Another thing I love about WordPress is the Rest API. Again with the use of Advanced Custom Fields you can provide a much richer user experience and bigger flexibility compared to other Headless CMS like Contentful or Prismic. And the best of all: It's open source. But again, WP is not really regognized in the industry as a Headless CMS. So my third question is: Are there any reasons why WP can't be the Headless CMS like Contentful or Prismic wants to be and what is your opinion about the use of WP as a Headless CMS?

Many thanks

Mario Peshev

Hey Ben,

I get the "security" talk - I've actually mentioned the white paper above answering Andrew's question since WordPress is fairly rock solid as compared to other platforms. The notorious perception comes from insecure themes and plugins, shared hosts running outdated WP versions, weak passwords and other things unrelated to WP alone.

1. WordPress can be and is used as an enterprise CMS by several large brands. Most big names are still resilient and avoid WordPress due to it's glory as a blogging platform or a CMS, but it's mature enough to support enterprise needs nowadays.

Mentioning ACF or WPML however is a bit tricky. While I like both plugins and used to work with the WPML team for a while, their target is a bit different and I can see performance challenges for high-scale websites running those (and other) plugins, without a lot of custom work or building specialized solutions solving those problems.

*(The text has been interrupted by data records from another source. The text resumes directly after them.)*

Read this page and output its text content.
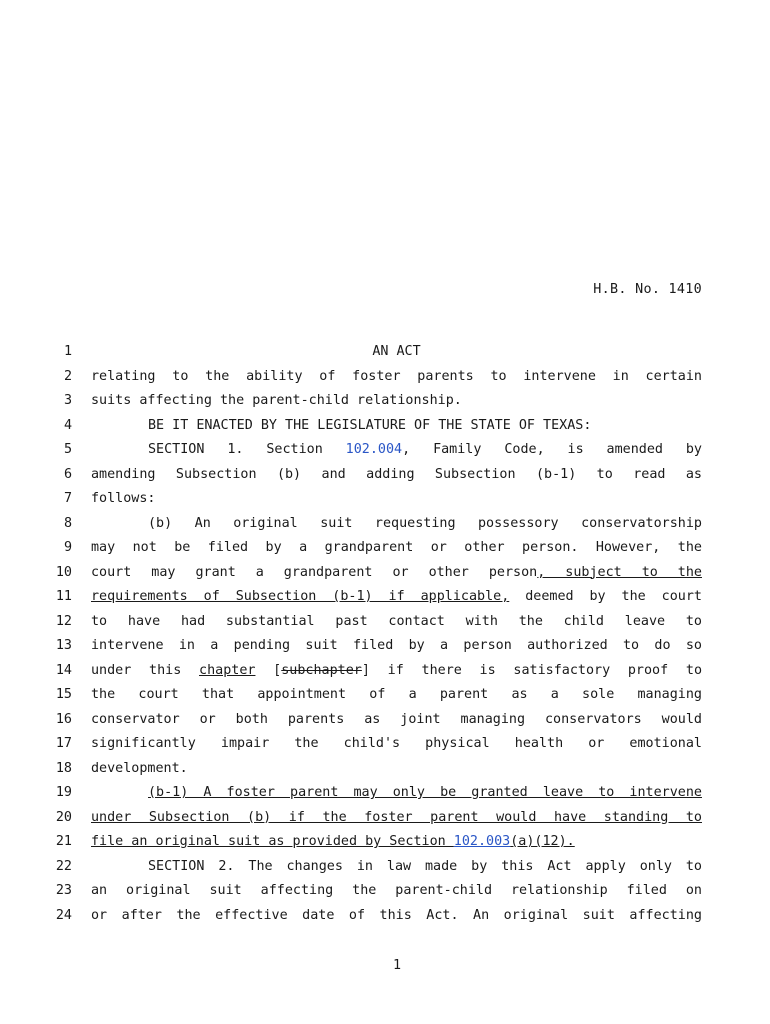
H.B. No. 1410
1	AN ACT
2 relating to the ability of foster parents to intervene in certain
3 suits affecting the parent-child relationship.
4	BE IT ENACTED BY THE LEGISLATURE OF THE STATE OF TEXAS:
5	SECTION 1. Section 102.004, Family Code, is amended by
6 amending Subsection (b) and adding Subsection (b-1) to read as
7 follows:
8	(b) An original suit requesting possessory conservatorship
9 may not be filed by a grandparent or other person. However, the
10 court may grant a grandparent or other person, subject to the
11 requirements of Subsection (b-1) if applicable, deemed by the court
12 to have had substantial past contact with the child leave to
13 intervene in a pending suit filed by a person authorized to do so
14 under this chapter [subchapter] if there is satisfactory proof to
15 the court that appointment of a parent as a sole managing
16 conservator or both parents as joint managing conservators would
17 significantly impair the child's physical health or emotional
18 development.
19	(b-1) A foster parent may only be granted leave to intervene
20 under Subsection (b) if the foster parent would have standing to
21 file an original suit as provided by Section 102.003(a)(12).
22	SECTION 2. The changes in law made by this Act apply only to
23 an original suit affecting the parent-child relationship filed on
24 or after the effective date of this Act. An original suit affecting
1
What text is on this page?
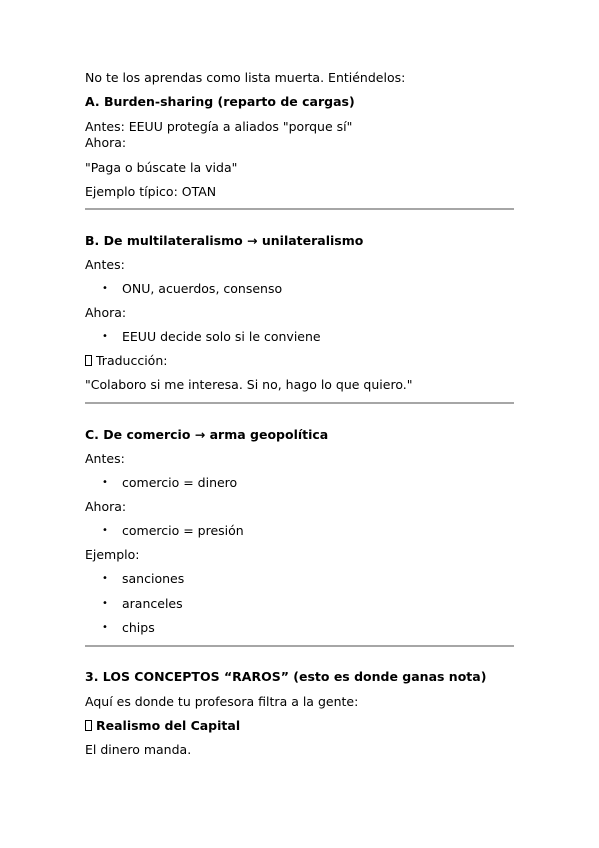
No te los aprendas como lista muerta. Entiéndelos:
A. Burden-sharing (reparto de cargas)
Antes: EEUU protegía a aliados "porque sí"
Ahora:
"Paga o búscate la vida"
Ejemplo típico: OTAN
B. De multilateralismo → unilateralismo
Antes:
• ONU, acuerdos, consenso
Ahora:
• EEUU decide solo si le conviene
Traducción:
"Colaboro si me interesa. Si no, hago lo que quiero."
C. De comercio → arma geopolítica
Antes:
• comercio = dinero
Ahora:
• comercio = presión
Ejemplo:
• sanciones
• aranceles
• chips
3. LOS CONCEPTOS “RAROS” (esto es donde ganas nota)
Aquí es donde tu profesora filtra a la gente:
Realismo del Capital
El dinero manda.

It's not that they won't solve a problem, but they aim the general purpose and add a ton of options that would satisfy the need of every small business out there. This leads to complicated architecture that can't always be scaled. I've mentioned custom database tables and other optimizations in my previous answers above.

2. Well, I think so too, but I don't think that this is the target of WordPress. WordPress relies on core values in its philosophy, one of them being "Design for the Majority" - wordpress.org/about/philosophy/ - and being able to solve the needs of everyone without breaking backwards compatibility and all is a major priority. That said, the less multi-purpose it is, the more limiting would it be (in its current form) for certain groups of users, and bloggers and SMB owners represent probably 90% or so of the user base.

3. I've just shared my thoughts in my comment to Andreas above re: modular WordPress. I'd love that - Drupal did that many, many years ago offering Core, Blog or CMS during install process (as I recall), and now they have Distributions that incorporate sets of modules, instead of bundling more into WordPress Core.

But I don't think that this would happen at all (or anytime soon), although we'll see.